Den Ländern der Eurozone bleibt nichts weiter übrig, als die gemeinsame Währung gegen die internationale Spekulation zu verteidigen. Als der Euro 1999 eingeführt wurde, galten drei Dogmen als unerschütterlich: Fiskalpolitik ist ineffizient – Inflation wird allein durch das Geldangebot verursacht – die Märkte, wenn man sie nur machen lässt, gleichen alle Störungen automatisch aus.
Mit der 2008 ausgebrochenen Wirtschaftskrise sind Regierungen weltweit zur Fiskalpolitik zurückgekehrt. Um den Kollaps der Finanzmärkte zu verhindern, wurden sie mit billigem Geld überschwemmt, doch hat sich keine Inflation eingestellt. Davon ist auch im dritten Jahr der Krise nichts zu merken. Die Widerlegung von Dogmen ist freilich noch keine Antwort auf die Frage: Wie soll es weitergehen mit der Eurozone, der EU überhaupt? Will sie Spielball der Finanzmärkte bleiben, die sich gerade auf ihre Weise für die Rettung aus der von ihnen verursachten Weltfinanzkrise bedanken? Wollen die Europäer mehr als einen gemeinsamen Waren- und Kapitalmarkt plus Freizügigkeit für die EU-Bürger?
Wer will den EU-Superstaat?
Rein ökonomisch betrachtet ist die Europäische Union der am stärksten integrierte Großraum der Welt. Über 60 Prozent der deutschen Exporte gehen in die europäischen Nachbarländer, bei denen die Außenhandelsabhängigkeit von der EU kaum anders aussieht. Trotzdem tun die Länder der Eurozone so, als könnten sie sich weiter eine rein nationale Wirtschafts-, Finanz- und Sozialpolitik leisten. Ein Irrtum, ein Dogma oder was auch immer. Man braucht nicht das Gespenst eines EU-Superstaats aus dem Schrank zu lassen, um sich einen EU-Föderalismus vorzustellen, der dem US-amerikanischen Muster folgt.
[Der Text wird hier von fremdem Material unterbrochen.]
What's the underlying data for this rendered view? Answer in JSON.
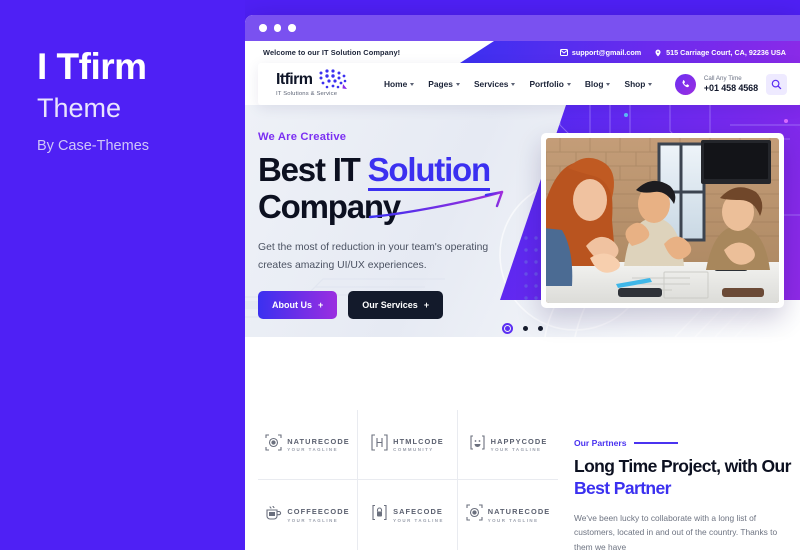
{
  "promo": {
    "title": "I Tfirm",
    "subtitle": "Theme",
    "byline": "By Case-Themes"
  },
  "brand": {
    "name": "Itfirm",
    "tagline": "IT Solutions & Service",
    "accent": "#3b30f0",
    "purple": "#7a51f0",
    "gradient_from": "#3b30f0",
    "gradient_to": "#9b2ee0",
    "dark": "#131a2b"
  },
  "topbar": {
    "welcome": "Welcome to our IT Solution Company!",
    "email": "support@gmail.com",
    "address": "515 Carriage Court, CA, 92236 USA",
    "email_icon": "envelope-icon",
    "address_icon": "map-marker-icon"
  },
  "nav": {
    "items": [
      {
        "label": "Home",
        "has_dropdown": true
      },
      {
        "label": "Pages",
        "has_dropdown": true
      },
      {
        "label": "Services",
        "has_dropdown": true
      },
      {
        "label": "Portfolio",
        "has_dropdown": true
      },
      {
        "label": "Blog",
        "has_dropdown": true
      },
      {
        "label": "Shop",
        "has_dropdown": true
      }
    ],
    "call_label": "Call Any Time",
    "call_number": "+01 458 4568",
    "phone_icon": "phone-icon",
    "search_icon": "search-icon",
    "menu_icon": "hamburger-menu-icon"
  },
  "hero": {
    "eyebrow": "We Are Creative",
    "title_line1_plain": "Best IT ",
    "title_line1_highlight": "Solution",
    "title_line2": "Company",
    "paragraph": "Get the most of reduction in your team's operating creates amazing UI/UX experiences.",
    "btn_primary": "About Us",
    "btn_secondary": "Our Services",
    "btn_plus": "+",
    "image_alt": "Three colleagues applauding at an office meeting table",
    "carousel_slides": 3,
    "carousel_active": 1
  },
  "mobile": {
    "eyebrow": "We Are Creative",
    "title_line1_plain": "Best IT ",
    "title_line1_highlight": "Solution",
    "title_line2": "Company",
    "paragraph": "Get the most of reduction in your team's operating creates amazing UI/UX experiences.",
    "btn_primary": "About Us",
    "btn_secondary": "Our Services",
    "btn_plus": "+"
  },
  "partners": {
    "eyebrow": "Our Partners",
    "title_line1": "Long Time Project, with Our",
    "title_line2": "Best Partner",
    "paragraph": "We've been lucky to collaborate with a long list of customers, located in and out of the country. Thanks to them we have",
    "logos": [
      {
        "name": "NATURECODE",
        "tagline": "YOUR TAGLINE",
        "icon": "target-gear-icon"
      },
      {
        "name": "HTMLCODE",
        "tagline": "COMMUNITY",
        "icon": "bracket-h-icon"
      },
      {
        "name": "HAPPYCODE",
        "tagline": "YOUR TAGLINE",
        "icon": "smiley-bracket-icon"
      },
      {
        "name": "COFFEECODE",
        "tagline": "YOUR TAGLINE",
        "icon": "coffee-cup-icon"
      },
      {
        "name": "SAFECODE",
        "tagline": "YOUR TAGLINE",
        "icon": "lock-bracket-icon"
      },
      {
        "name": "NATURECODE",
        "tagline": "YOUR TAGLINE",
        "icon": "target-gear-icon"
      }
    ]
  }
}
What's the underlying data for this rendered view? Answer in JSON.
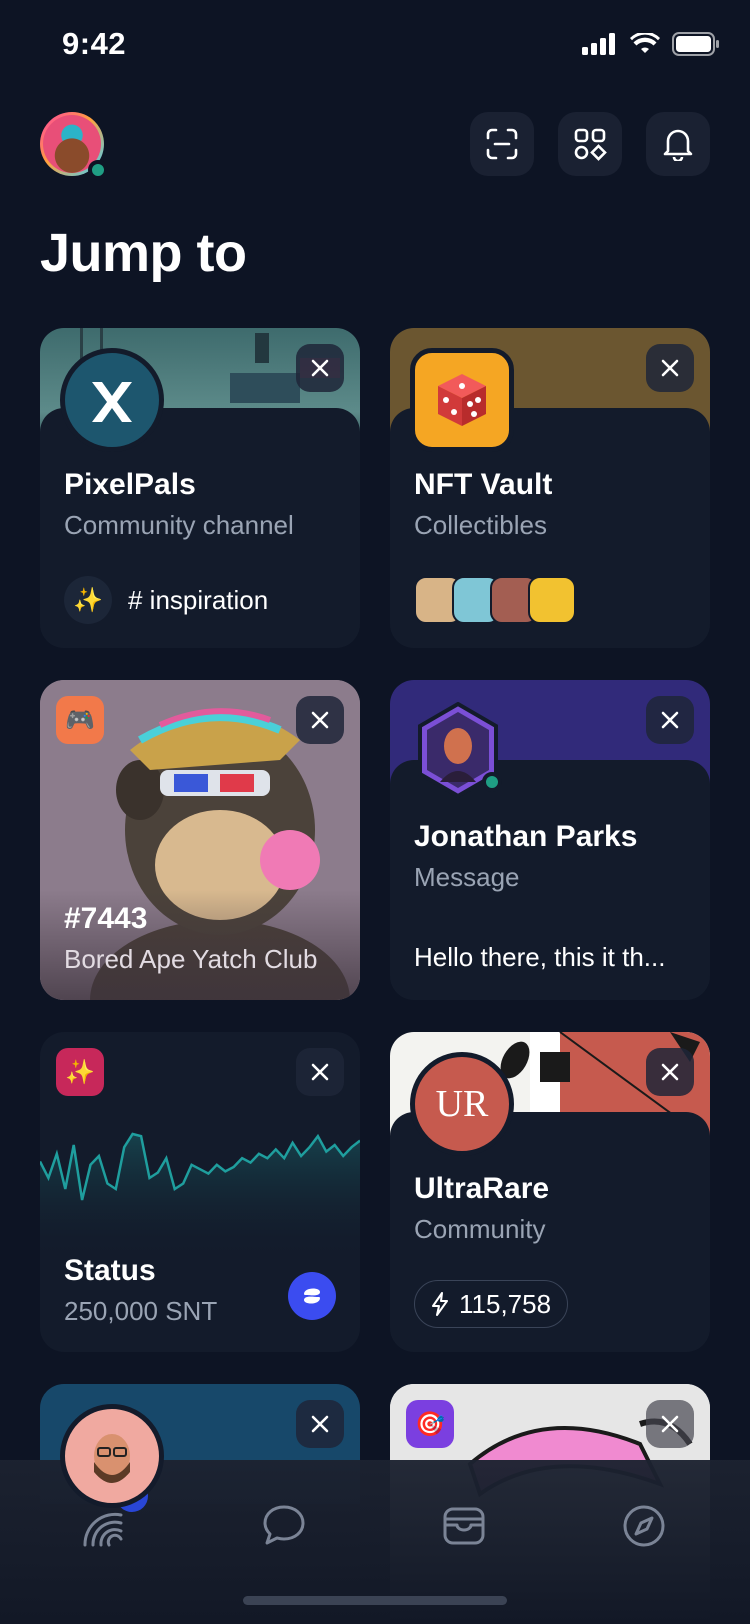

Auf keinen Fall kann die EU länger so tun, als sei sie nur eine Ansammlung von Nationalökonomien. Alles spricht dafür, mit dem Nationalismus in den Köpfen aufzuräumen und die Union der 27 als das zu sehen, was sie schon ist. Dazu bedarf es zunächst einmal einer Neuordnung der EU-Finanzen. Gebraucht werden ein größerer EU-Haushalt und eine Europäische Zentralbank (EZB), die nicht nach dem Muster der deutschen Bundesbank gestrickt ist. Es geht um ein Institut, das europäische Wirtschaftspolitik betreibt, statt sich hinter monetaristischen Dogmen zu verstecken. Es spricht alles für eine einheitliche europäische Finanzaufsicht samt einheitlicher Börsen- und Bankengesetzgebung. Natürlich wird da die City of London aufheulen. Die Angst vor einer europäischen Regulierung ist schließlich der Grund dafür, dass ein marodes Pfund Sterling nicht schon längst ins Museum für Geldgeschichte gewandert ist. Es spricht zudem alles für ein Ende der törichten Steuerkonkurrenz, die jedes Land, auch die reiche Bundesrepublik, zwingt, als Steueridyll um die Gunst internationaler Großfinanziers zu buhlen.
Wer rettet den Staat?
In Deutschland tönt die politische Klasse, es gelte, Schaden vom deutschen Steuerzahler fern zu halten. Das hätte die Politik beherzigen sollen, als sie mit Milliarden Steuergeldern Bank um Bank gerettet hat – und dabei deren ausländische Töchter gleich mit. Die griechische Tragödie trifft am Ende den deutschen Steuerzahler so oder so. Diesmal sind zwar deutsche Banken nur am Rande dabei, dafür haben Versicherungen wie die Allianz erhebliche Summen in Staatsanleihen der PIIGS-Länder gesteckt, die gerade rapide an Wert verlieren. Derweil verdient die internationale Hochfinanz, voran die Investmentbanker der Wall Street und der City of London, prächtig an der Finanzmisere einiger EU-Mitglieder (Goldman Sachs mindestens 300 Millionen Dollar).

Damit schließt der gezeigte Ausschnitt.